Reynolds, 16, a junior, has been a distance runner since she was in third grade. She arrived at San Francisco University High School as a fast freshman in 2008, ended her first season as the team’s top runner and has been the lead runner for the cross-country team ever since.

Her coach, Jim Tracy, 60, arrived at University High School in 1994 and built both the girls’ and boys’ teams into perennial state champions.

Reynolds said Tracy was the best coach she had ever had. “He always tells the truth,” she said. “If you ask him, ‘Well, how do you think I did today?’ he’ll tell you, ‘You had a bad race,’ ” she said. “It’s because of his honesty that when you receive a compliment from him, you know you’ve done really well, and it makes all the runners want to strive to please him.”

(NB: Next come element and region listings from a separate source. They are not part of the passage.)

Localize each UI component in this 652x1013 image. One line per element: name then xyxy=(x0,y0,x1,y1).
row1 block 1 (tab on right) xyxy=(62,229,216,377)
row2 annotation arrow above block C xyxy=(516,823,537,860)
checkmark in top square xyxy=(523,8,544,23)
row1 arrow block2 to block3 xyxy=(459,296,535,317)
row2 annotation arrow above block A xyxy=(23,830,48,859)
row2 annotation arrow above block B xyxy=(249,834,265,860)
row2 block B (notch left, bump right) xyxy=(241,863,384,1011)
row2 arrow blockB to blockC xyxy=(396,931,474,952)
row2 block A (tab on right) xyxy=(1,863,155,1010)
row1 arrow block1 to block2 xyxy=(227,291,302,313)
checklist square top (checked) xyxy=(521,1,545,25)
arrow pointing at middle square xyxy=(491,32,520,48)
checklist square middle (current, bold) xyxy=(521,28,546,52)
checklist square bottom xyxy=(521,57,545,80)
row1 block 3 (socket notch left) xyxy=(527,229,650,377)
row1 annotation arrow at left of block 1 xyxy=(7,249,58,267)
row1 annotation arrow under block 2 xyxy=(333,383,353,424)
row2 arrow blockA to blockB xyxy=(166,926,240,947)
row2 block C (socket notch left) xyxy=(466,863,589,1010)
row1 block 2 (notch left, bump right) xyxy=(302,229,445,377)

Until three years ago, Tracy, an accomplished runner, could keep pace with his fastest runners. Symptoms of his illness began nearly five years ago, he said, when a muscle in his thumb stopped functioning. And last June, he was found to have amyotrophic lateral sclerosis, or Lou Gehrig’s disease.

But it is only in the past year that the disease has begun to debilitate him. A.L.S. patients, most of whom eventually lose the use of all but their eye muscles, typically live three and a half to four years after the onset of symptoms, but the range can vary widely.